Goodbye Solo
narrative
(USA, 2008, 91 mins)
35mm
Wisconsin Premiere
Directed By: Ramin Bahrani (
IMDB)
writer: Bahareh Azimi, Ramin Bahrani
director of photography: Michael Simmonds
sound supervisor: Tom Efinger
production designer: Chad Keith
co-executive producer: Stephen Bannatyne
executive producer: Brian Devine, Brooke Devine
executive producer: Sally Jo Fifer
producer: Jason Orans, Ramin Bahrani
cast: Souléymane Sy Savané, Red West, Diana Franco Galindo, Lane 'Roc' Williams, Mamadou Lam, Darmen Leyva
director of photography: Taylor Gentry
Solo is a Senegalese taxi driver in Winston-Salem, N.C. One day he picks up a fare: a tough old codger who also hires Solo for a specific trip happening in two weeks.
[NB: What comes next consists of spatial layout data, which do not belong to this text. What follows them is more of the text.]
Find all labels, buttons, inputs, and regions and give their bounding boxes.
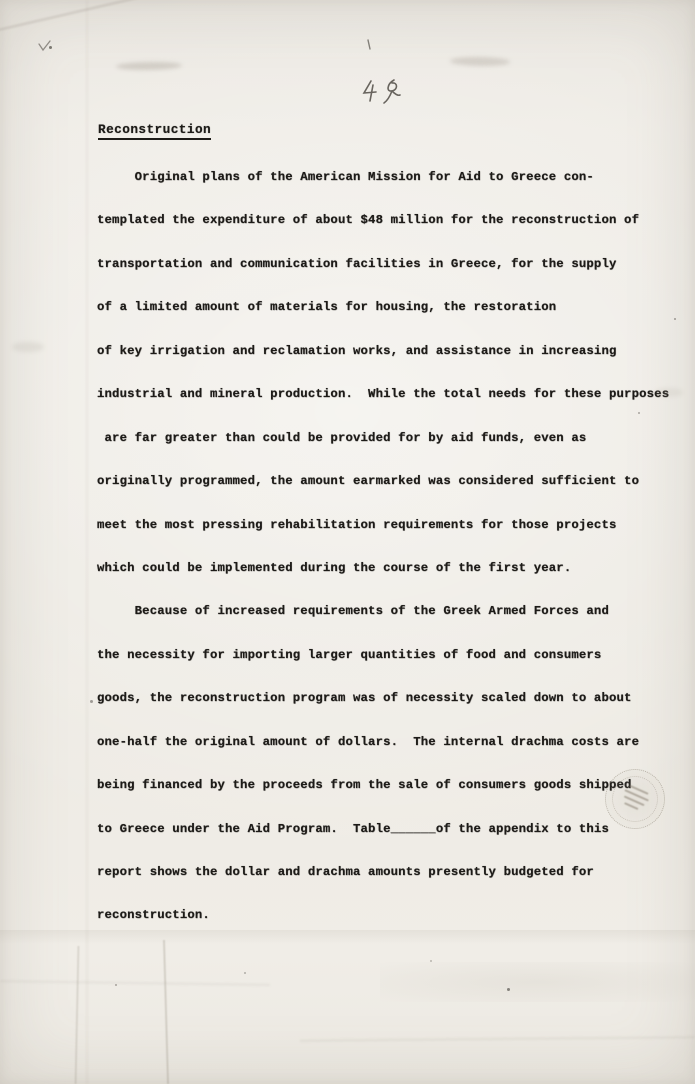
document-line: one-half the original amount of dollars.… bbox=[97, 721, 669, 764]
smudge-mark bbox=[116, 61, 182, 70]
document-line: Because of increased requirements of the… bbox=[97, 590, 669, 633]
paper-edge-line bbox=[0, 0, 146, 35]
paper-crease bbox=[380, 962, 695, 1002]
smudge-mark bbox=[655, 388, 683, 397]
document-line: of key irrigation and reclamation works,… bbox=[97, 330, 669, 373]
document-body: Original plans of the American Mission f… bbox=[97, 156, 669, 938]
document-line: originally programmed, the amount earmar… bbox=[97, 460, 669, 503]
section-heading: Reconstruction bbox=[98, 122, 211, 140]
smudge-mark bbox=[450, 56, 510, 66]
scanned-document-page: Reconstruction Original plans of the Ame… bbox=[0, 0, 695, 1084]
paper-crease bbox=[300, 1036, 695, 1041]
document-line: transportation and communication facilit… bbox=[97, 243, 669, 286]
paper-speck bbox=[90, 700, 93, 703]
document-line: templated the expenditure of about $48 m… bbox=[97, 199, 669, 242]
paper-fold bbox=[75, 946, 80, 1084]
document-line: report shows the dollar and drachma amou… bbox=[97, 851, 669, 894]
paper-speck bbox=[430, 960, 432, 962]
paper-speck bbox=[49, 46, 52, 49]
paper-speck bbox=[115, 984, 117, 986]
paper-fold bbox=[163, 940, 169, 1084]
paper-speck bbox=[674, 318, 676, 320]
paper-speck bbox=[507, 988, 510, 991]
paper-crease bbox=[0, 980, 270, 986]
document-line: are far greater than could be provided f… bbox=[97, 417, 669, 460]
document-line: being financed by the proceeds from the … bbox=[97, 764, 669, 807]
handwritten-page-number bbox=[356, 70, 416, 110]
document-line: which could be implemented during the co… bbox=[97, 547, 669, 590]
document-line: meet the most pressing rehabilitation re… bbox=[97, 504, 669, 547]
paper-crease bbox=[0, 930, 695, 944]
paper-crease bbox=[86, 0, 88, 1084]
document-line: the necessity for importing larger quant… bbox=[97, 634, 669, 677]
document-line: goods, the reconstruction program was of… bbox=[97, 677, 669, 720]
paper-speck bbox=[638, 412, 640, 414]
smudge-mark bbox=[12, 342, 44, 352]
pen-tick-mark bbox=[364, 38, 376, 52]
paper-speck bbox=[244, 972, 246, 974]
document-line: Original plans of the American Mission f… bbox=[97, 156, 669, 199]
stamp-inner-ring bbox=[605, 769, 666, 830]
document-line: industrial and mineral production. While… bbox=[97, 373, 669, 416]
document-line: of a limited amount of materials for hou… bbox=[97, 286, 669, 329]
document-line: to Greece under the Aid Program. Table__… bbox=[97, 808, 669, 851]
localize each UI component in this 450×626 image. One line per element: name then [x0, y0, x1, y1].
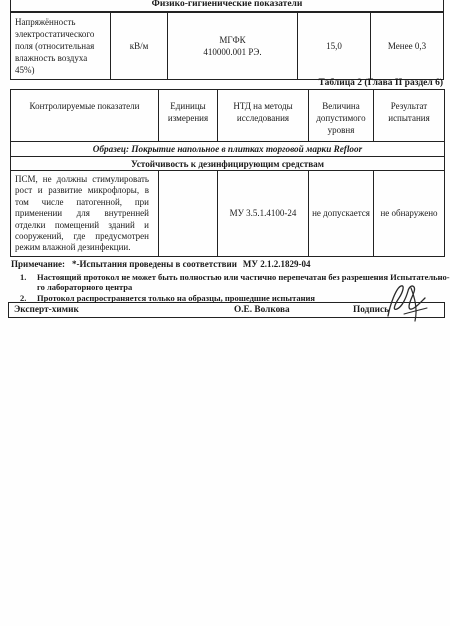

Gregarious, generous, and hard to ignore, Solo tries to get the prickly William to open up. He’s worried that something is wrong, for it seems like Williams has no friends or family. He takes William home to meet his wife and daughter, but after an argument at home Solo moves into William’s motel room, and the two men continue their unlikely friendship. Bahrani has made beautiful films (Chop Shop, WFF08; Man Push Cart, WFF07) with nonprofessional actors. Played by Souléymane Sy Savané, Solo is based on a cab driver that Bahrani met in his home town of Winston-Salem. Savané, who is from Senegal, says: “In my country, there is an old saying: ‘an elder that dies is like a library that burns.’ When I moved to America I was always shocked by Western culture’s lack of interest in the elderly. In Africa, we would never abandon an elder like William, stranger or not.” “Bahrani is a filmmaker with a specific vision for the kinds of films he wants to create, and he excels at making deceptively minimalist, character-focused films; he's a firm believer in simplicity in filmmaking, and doesn't rely on tricksy conceits, convoluted plots, or funky camera angles to make his point.…the emotions he evokes with his latest effort are stronger and more compelling, and this is my favorite of his films to date.” — Kim Voynar, Cinematical. Winner, FIPRESCI Prize, Venice Film Festival.